If let us say a rigid body is falling from a height such that value of $g$ remains same then the body does not rotate at all about the centre of mass as centre of mass and gravity coincide hence net gravitational torque is zero but if it falls from a large height such that value of $g$ varies then will the object rotate as well.

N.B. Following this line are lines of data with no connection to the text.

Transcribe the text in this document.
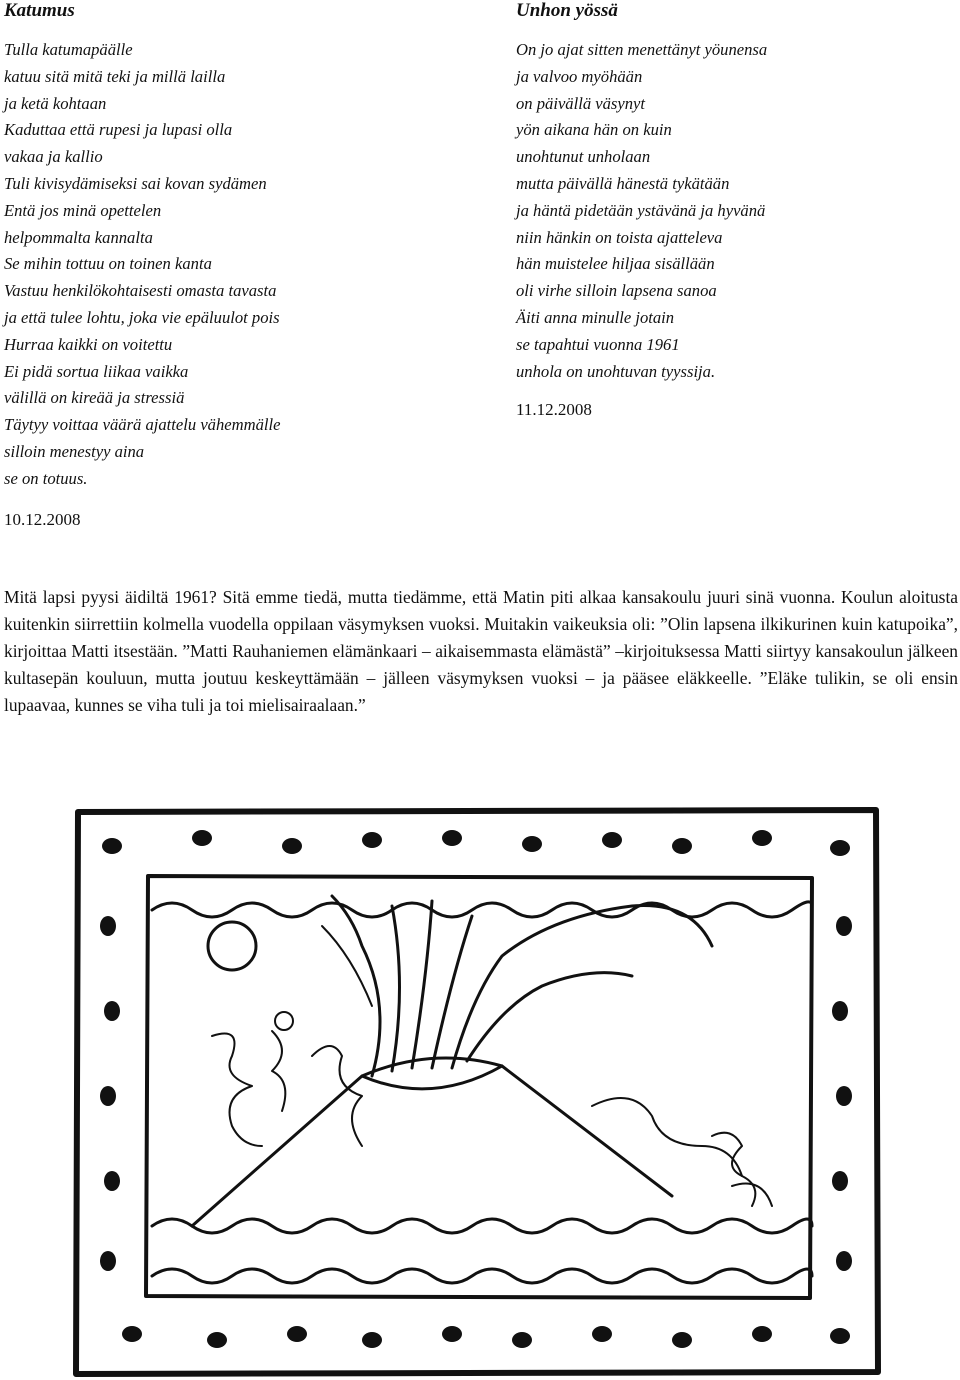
Katumus
Tulla katumapäälle
katuu sitä mitä teki ja millä lailla
ja ketä kohtaan
Kaduttaa että rupesi ja lupasi olla
vakaa ja kallio
Tuli kivisydämiseksi sai kovan sydämen
Entä jos minä opettelen
helpommalta kannalta
Se mihin tottuu on toinen kanta
Vastuu henkilökohtaisesti omasta tavasta
ja että tulee lohtu, joka vie epäluulot pois
Hurraa kaikki on voitettu
Ei pidä sortua liikaa vaikka
välillä on kireää ja stressiä
Täytyy voittaa väärä ajattelu vähemmälle
silloin menestyy aina
se on totuus.
10.12.2008
Unhon yössä
On jo ajat sitten menettänyt yöunensa
ja valvoo myöhään
on päivällä väsynyt
yön aikana hän on kuin
unohtunut unholaan
mutta päivällä hänestä tykätään
ja häntä pidetään ystävänä ja hyvänä
niin hänkin on toista ajatteleva
hän muistelee hiljaa sisällään
oli virhe silloin lapsena sanoa
Äiti anna minulle jotain
se tapahtui vuonna 1961
unhola on unohtuvan tyyssija.
11.12.2008

Mitä lapsi pyysi äidiltä 1961? Sitä emme tiedä, mutta tiedämme, että Matin piti alkaa kansakoulu juuri sinä vuonna. Koulun aloitusta kuitenkin siirrettiin kolmella vuodella oppilaan väsymyksen vuoksi. Muitakin vaikeuksia oli: ”Olin lapsena ilkikurinen kuin katupoika”, kirjoittaa Matti itsestään. ”Matti Rauhaniemen elämänkaari – aikaisemmasta elämästä” –kirjoituksessa Matti siirtyy kansakoulun jälkeen kultasepän kouluun, mutta joutuu keskeyttämään – jälleen väsymyksen vuoksi – ja pääsee eläkkeelle. ”Eläke tulikin, se oli ensin lupaavaa, kunnes se viha tuli ja toi mielisairaalaan.”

Assume that only gravity is acting on the object and no other external force ? Eg an astronaut falling towards earth or meteor etc.

Answer 1

Yes, there can be rotation due to tidal forces.

Consider the extreme case of a dumbbell made from two point masses and in orbit round the Earth:

If the centre of mass is a distance $r$ from the centre of the earth then the orbital velocity of the dumbbell as a whole is:

$$ v = \sqrt{\frac{GM}{r}} $$

However the inner mass is closer to the Earth at a distance of $r-d$ and the outer mass is farther away at a distance of $r+d$. That means the velocities the two masses want to orbit at are:

$$ v_1 = \sqrt{\frac{GM}{r-d}} $$

and:

$$ v_2 = \sqrt{\frac{GM}{r+d}} $$

so $v_1 \gt v_2$. That means the dumbbell will rotate as it orbits.

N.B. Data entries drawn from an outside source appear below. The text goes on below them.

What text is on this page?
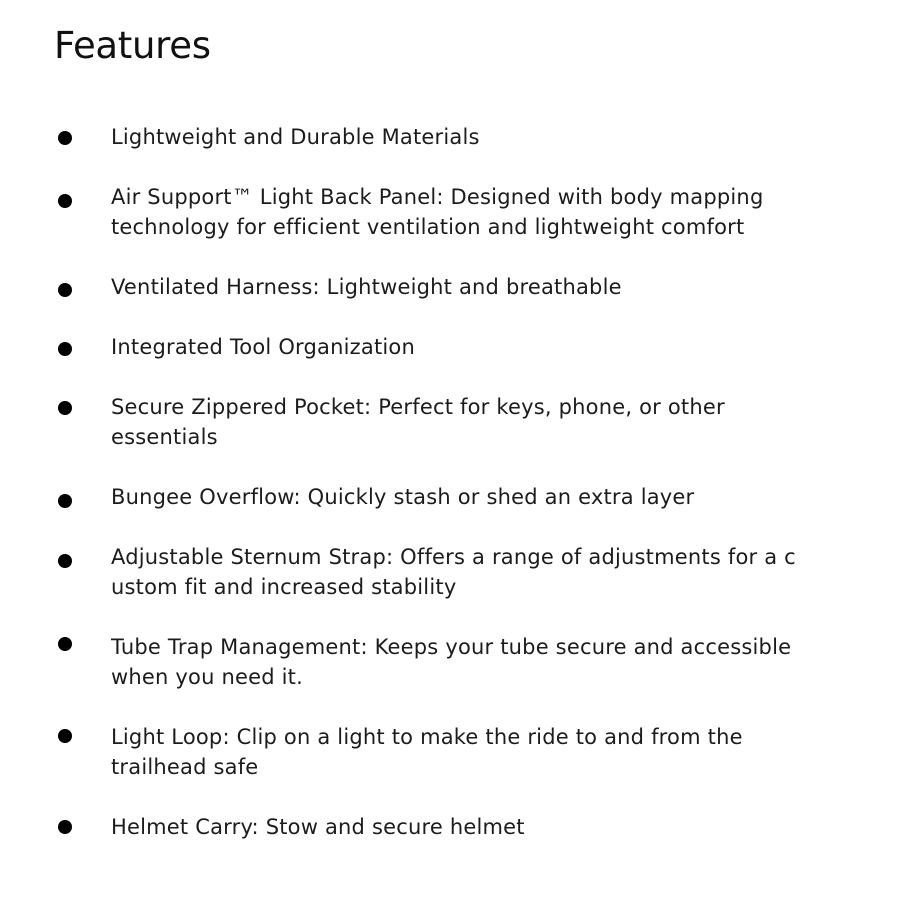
Features
Lightweight and Durable Materials
Air Support™ Light Back Panel: Designed with body mapping
technology for efficient ventilation and lightweight comfort
Ventilated Harness: Lightweight and breathable
Integrated Tool Organization
Secure Zippered Pocket: Perfect for keys, phone, or other
essentials
Bungee Overflow: Quickly stash or shed an extra layer
Adjustable Sternum Strap: Offers a range of adjustments for a c
ustom fit and increased stability
Tube Trap Management: Keeps your tube secure and accessible
when you need it.
Light Loop: Clip on a light to make the ride to and from the
trailhead safe
Helmet Carry: Stow and secure helmet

This is something of an extreme example, and I suspect you were thinking of some object falling radially rather than orbiting, but the same argument applies. Since different parts of the object will be at different distances from the centre of the Earth they will experience different forces. If these forces exert a net torque then the object can rotate as it falls.

Answer 2

If the gravitational field is considered to be uniform, there is no torque on the object and it does not rotate. See Torque on a falling object and Will a free-falling rod (without drag) rotate?

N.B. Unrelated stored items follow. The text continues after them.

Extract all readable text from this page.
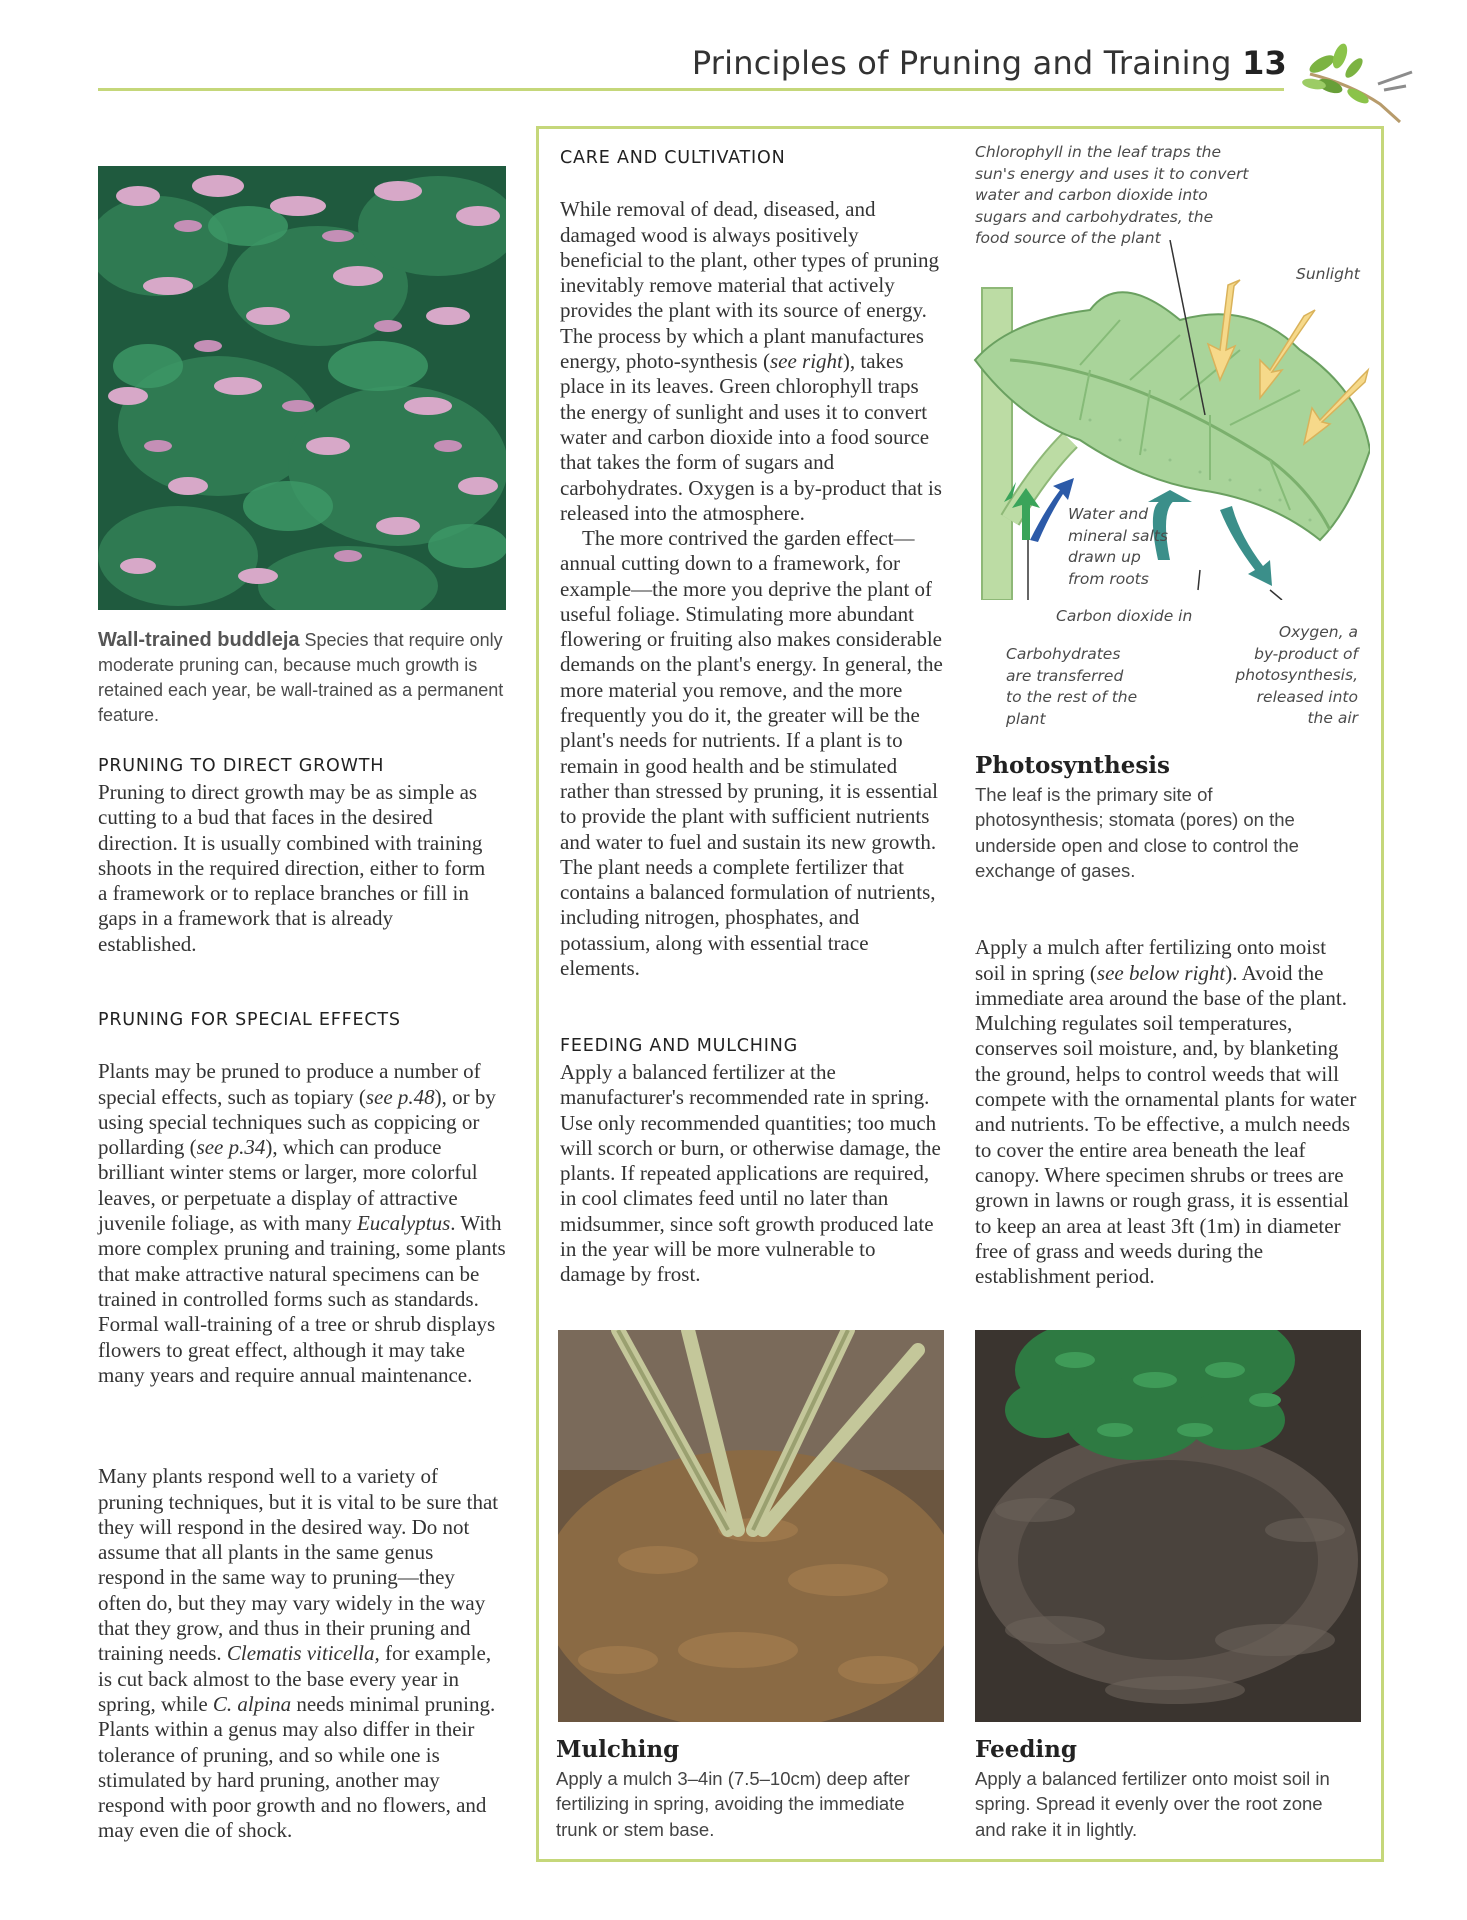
Principles of Pruning and Training 13
Wall-trained buddleja Species that require only moderate pruning can, because much growth is retained each year, be wall-trained as a permanent feature.
PRUNING TO DIRECT GROWTH
Pruning to direct growth may be as simple as cutting to a bud that faces in the desired direction. It is usually combined with training shoots in the required direction, either to form a framework or to replace branches or fill in gaps in a framework that is already established.
PRUNING FOR SPECIAL EFFECTS

Plants may be pruned to produce a number of special effects, such as topiary (see p.48), or by using special techniques such as coppicing or pollarding (see p.34), which can produce brilliant winter stems or larger, more colorful leaves, or perpetuate a display of attractive juvenile foliage, as with many Eucalyptus. With more complex pruning and training, some plants that make attractive natural specimens can be trained in controlled forms such as standards. Formal wall-training of a tree or shrub displays flowers to great effect, although it may take many years and require annual maintenance.

Many plants respond well to a variety of pruning techniques, but it is vital to be sure that they will respond in the desired way. Do not assume that all plants in the same genus respond in the same way to pruning—they often do, but they may vary widely in the way that they grow, and thus in their pruning and training needs. Clematis viticella, for example, is cut back almost to the base every year in spring, while C. alpina needs minimal pruning. Plants within a genus may also differ in their tolerance of pruning, and so while one is stimulated by hard pruning, another may respond with poor growth and no flowers, and may even die of shock.

CARE AND CULTIVATION

While removal of dead, diseased, and damaged wood is always positively beneficial to the plant, other types of pruning inevitably remove material that actively provides the plant with its source of energy. The process by which a plant manufactures energy, photo-synthesis (see right), takes place in its leaves. Green chlorophyll traps the energy of sunlight and uses it to convert water and carbon dioxide into a food source that takes the form of sugars and carbohydrates. Oxygen is a by-product that is released into the atmosphere.

The more contrived the garden effect—annual cutting down to a framework, for example—the more you deprive the plant of useful foliage. Stimulating more abundant flowering or fruiting also makes considerable demands on the plant's energy. In general, the more material you remove, and the more frequently you do it, the greater will be the plant's needs for nutrients. If a plant is to remain in good health and be stimulated rather than stressed by pruning, it is essential to provide the plant with sufficient nutrients and water to fuel and sustain its new growth. The plant needs a complete fertilizer that contains a balanced formulation of nutrients, including nitrogen, phosphates, and potassium, along with essential trace elements.
FEEDING AND MULCHING
Apply a balanced fertilizer at the manufacturer's recommended rate in spring. Use only recommended quantities; too much will scorch or burn, or otherwise damage, the plants. If repeated applications are required, in cool climates feed until no later than midsummer, since soft growth produced late in the year will be more vulnerable to damage by frost.
Mulching
Apply a mulch 3–4in (7.5–10cm) deep after fertilizing in spring, avoiding the immediate trunk or stem base.
Chlorophyll in the leaf traps the
sun's energy and uses it to convert
water and carbon dioxide into
sugars and carbohydrates, the
food source of the plant
Sunlight
Water and
mineral salts
drawn up
from roots
Carbon dioxide in
Carbohydrates
are transferred
to the rest of the
plant
Oxygen, a
by-product of
photosynthesis,
released into
the air
Photosynthesis
The leaf is the primary site of photosynthesis; stomata (pores) on the underside open and close to control the exchange of gases.

Apply a mulch after fertilizing onto moist soil in spring (see below right). Avoid the immediate area around the base of the plant. Mulching regulates soil temperatures, conserves soil moisture, and, by blanketing the ground, helps to control weeds that will compete with the ornamental plants for water and nutrients. To be effective, a mulch needs to cover the entire area beneath the leaf canopy. Where specimen shrubs or trees are grown in lawns or rough grass, it is essential to keep an area at least 3ft (1m) in diameter free of grass and weeds during the establishment period.

Feeding
Apply a balanced fertilizer onto moist soil in spring. Spread it evenly over the root zone and rake it in lightly.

In a non-uniform field there can be a torque on an object. It depends on the rate $\frac{dg}{dr} \propto \frac{1}{r^3}$ at which $g$ varies with distance $r$ from the Earth. This is greater for smaller distances $r$. (Torque also depends on the size of the object, which is likely to be very much smaller than $r$, and the distribution of mass in it.) The torque causing the object to turn increases as the object gets closer to the Earth. We don't notice any such tendency at the surface of the Earth - this shows how weak the torque is compared with other forces acting on us.

There is no net torque on a spherically symmetric object even if it rotates : it is in neutral equilibrium. An object without spherical symmetry can be placed in stable or unstable equilibrium. A small perturbation from equilibrium causes a torque.

Torque on an object in stable or unstable equilibrium causes it to oscillate about the its centre of mass like a compound pendulum. The frequency of the oscillation increases with $\frac{dg}{dr}$ as the object gets closer to Earth.

Because torque is gradually increasing this pumps energy into the oscillator (see parametric pumping). This is equivalent to increasing the strength of gravity acting on a pendulum. The amplitude of oscillation increases; at some point the oscillator has sufficient energy to rotate in complete circles.